(6 of 7)
Slowdown. The clock that keeps running in Arcaro's head really rang the bell four years ago in the Manhattan Handicap. Arcaro was on Devil Diver, a speed horse. Everybody, including the other jockeys, expected him to set a fast pace, and then collapse long before the mile and a half had been run. Arcaro knew how slow he was going; the others didn't and hung back too. The time for the first mile was incredibly slow. When Arcaro finally let Devil Diver run, he outsprinted the others, winning by 1½ lengths.
Two years ago he stole another long race—the two-mile Jockey Club Gold Cup —exactly the same way. But he isn't always the best rider on every horse. One very good one that he can't ride is Stymie, greatest of the money-earners (with $823,560). He once rode Stymie, whom he says he doesn't "fit," admitted that he must have looked like Ned the Coachman coming down the stretch.
Arcaro's biggest failing used to be his temper. When he got mad during a race, he crashed flagrantly into other horses. He won a reputation as the roughest rider in the business.
One day in 1942, another rider rammed him right after the start of the Cowdin Stakes at Aqueduct. Arcaro saw red. He wheeled his horse out, cracked him with the whip and went after the offender. "I must have done that next eighth in 10 flat," he says. He caught up with the other jockey, Vincent Nodarse, and al most put him over the fence. The stewards called Arcaro up to the stand, asked him if he had done it on purpose, and expected the usual denial. Instead Arcaro blurted: "I'd of killed the son of a bitch if I could." He was suspended for a whole year, and decided to be a good boy. "You know," he says, "I don't even break my golf sticks on the golf course any more."

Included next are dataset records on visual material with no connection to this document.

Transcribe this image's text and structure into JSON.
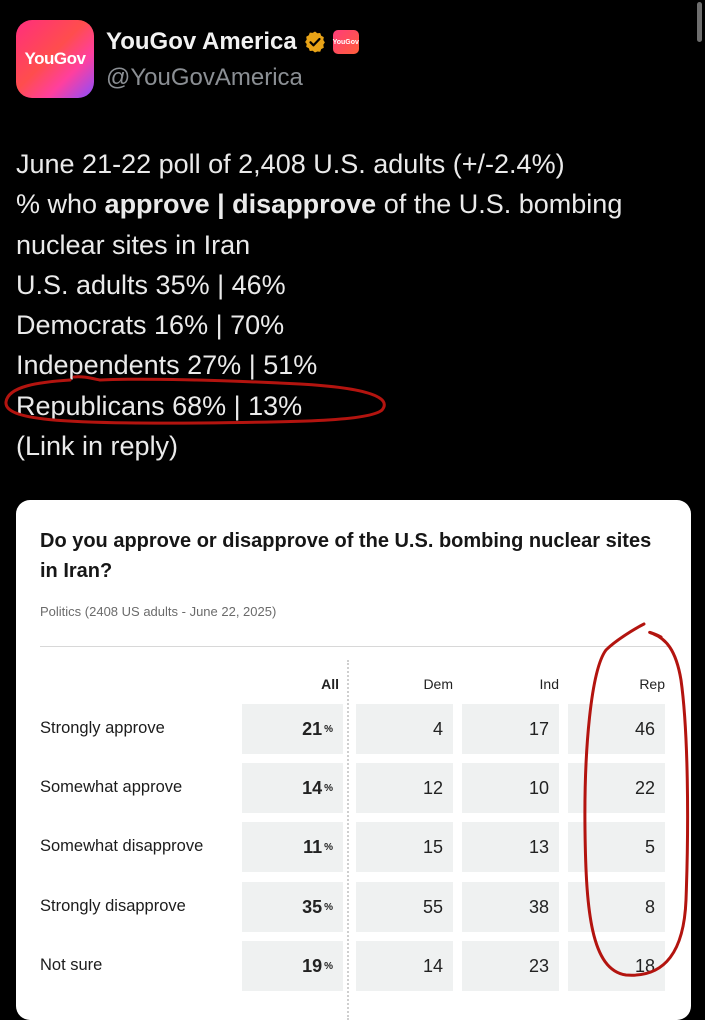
{
  "account": {
    "display_name": "YouGov America",
    "handle": "@YouGovAmerica",
    "avatar_text": "YouGov",
    "affiliate_badge_text": "YouGov"
  },
  "tweet": {
    "line1": "June 21-22 poll of 2,408 U.S. adults (+/-2.4%)",
    "line2_prefix": "% who ",
    "line2_approve": "approve",
    "line2_sep": " | ",
    "line2_disapprove": "disapprove",
    "line2_suffix": " of the U.S. bombing",
    "line3": "nuclear sites in Iran",
    "line4": "U.S. adults 35% | 46%",
    "line5": "Democrats 16% | 70%",
    "line6": "Independents 27% | 51%",
    "line7": "Republicans 68% | 13%",
    "line8": "(Link in reply)"
  },
  "card": {
    "title": "Do you approve or disapprove of the U.S. bombing nuclear sites in Iran?",
    "subtitle": "Politics (2408 US adults - June 22, 2025)",
    "columns": [
      "All",
      "Dem",
      "Ind",
      "Rep"
    ],
    "pct_symbol": "%",
    "rows": [
      {
        "label": "Strongly approve",
        "all": "21",
        "dem": "4",
        "ind": "17",
        "rep": "46"
      },
      {
        "label": "Somewhat approve",
        "all": "14",
        "dem": "12",
        "ind": "10",
        "rep": "22"
      },
      {
        "label": "Somewhat disapprove",
        "all": "11",
        "dem": "15",
        "ind": "13",
        "rep": "5"
      },
      {
        "label": "Strongly disapprove",
        "all": "35",
        "dem": "55",
        "ind": "38",
        "rep": "8"
      },
      {
        "label": "Not sure",
        "all": "19",
        "dem": "14",
        "ind": "23",
        "rep": "18"
      }
    ]
  },
  "colors": {
    "background": "#000000",
    "annotation_red": "#b3140f",
    "brand_gradient_start": "#ff2e7e",
    "brand_gradient_end": "#8a4dff",
    "verified_gold": "#e8a317"
  },
  "icons": {
    "verified": "verified-badge-icon",
    "affiliate": "yougov-affiliate-badge-icon"
  }
}
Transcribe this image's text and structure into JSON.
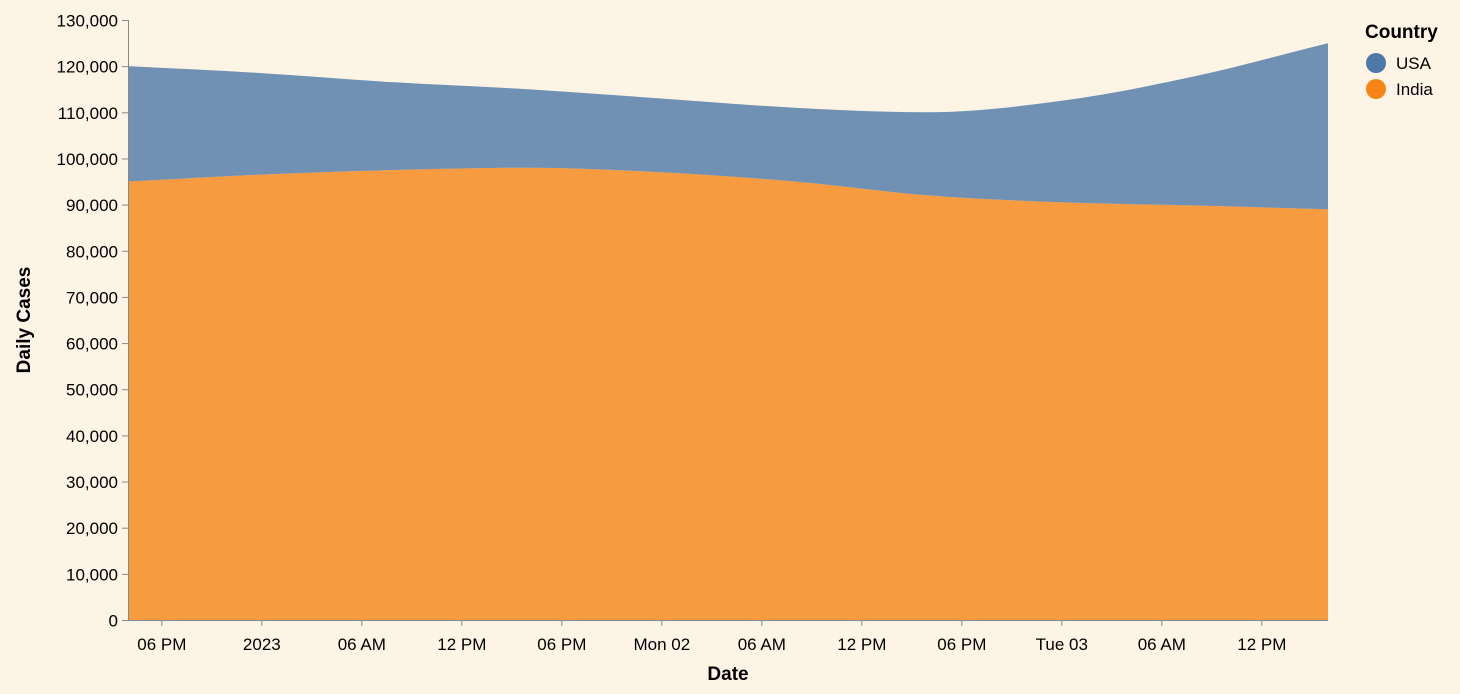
{
  "chart_data": {
    "type": "area",
    "stacked": true,
    "xlabel": "Date",
    "ylabel": "Daily Cases",
    "x_tick_labels": [
      "06 PM",
      "2023",
      "06 AM",
      "12 PM",
      "06 PM",
      "Mon 02",
      "06 AM",
      "12 PM",
      "06 PM",
      "Tue 03",
      "06 AM",
      "12 PM"
    ],
    "x_tick_times": [
      "2022-12-31T18:00",
      "2023-01-01T00:00",
      "2023-01-01T06:00",
      "2023-01-01T12:00",
      "2023-01-01T18:00",
      "2023-01-02T00:00",
      "2023-01-02T06:00",
      "2023-01-02T12:00",
      "2023-01-02T18:00",
      "2023-01-03T00:00",
      "2023-01-03T06:00",
      "2023-01-03T12:00"
    ],
    "x": [
      "2022-12-31T16:00",
      "2023-01-01T00:00",
      "2023-01-01T08:00",
      "2023-01-01T16:00",
      "2023-01-02T00:00",
      "2023-01-02T08:00",
      "2023-01-02T16:00",
      "2023-01-03T00:00",
      "2023-01-03T08:00",
      "2023-01-03T16:00"
    ],
    "ylim": [
      0,
      130000
    ],
    "y_ticks": [
      0,
      10000,
      20000,
      30000,
      40000,
      50000,
      60000,
      70000,
      80000,
      90000,
      100000,
      110000,
      120000,
      130000
    ],
    "y_tick_labels": [
      "0",
      "10,000",
      "20,000",
      "30,000",
      "40,000",
      "50,000",
      "60,000",
      "70,000",
      "80,000",
      "90,000",
      "100,000",
      "110,000",
      "120,000",
      "130,000"
    ],
    "series": [
      {
        "name": "USA",
        "color": "#4c78a8",
        "values": [
          25000,
          22000,
          19000,
          17000,
          16000,
          16000,
          18000,
          22000,
          28000,
          36000
        ]
      },
      {
        "name": "India",
        "color": "#f58518",
        "values": [
          95000,
          96500,
          97500,
          98000,
          97000,
          95000,
          92000,
          90500,
          89800,
          89000
        ]
      }
    ],
    "area_opacity": 0.8,
    "legend": {
      "title": "Country",
      "position": "top-right"
    },
    "grid": false
  }
}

From Maine to Spain. In the past five years, there has been a marked change from the old roughrider days of Shilling (who used to grab hold of other horses' bridles) and the jockeys who were experts at leg-locking.* It was the moving picture camera that did it. At Jamaica six cameras now record every foot of every race. "It's foolish to try any rough stuff now," says Arcaro. He also gives a large share of credit to gentlemanly Jockey Ted Atkinson, who helped raise the standard of sportsmanship on New York tracks. "Guys will shut him off, but when he gets them in a bad spot later he never takes advantage of it. He kinda set a style."
One man who knows from experience how rough Eddie used to be is Ben-Jones, a pretty rough guy himself. Arcaro, riding for someone else, sometimes crashed horses that Jones was training. Says Eddie: "He's known from Maine to Spain as a tough man. He'd get mad, but he'd cool out." In 16 years, between feuds, Arcaro has ridden just three horses for Ben.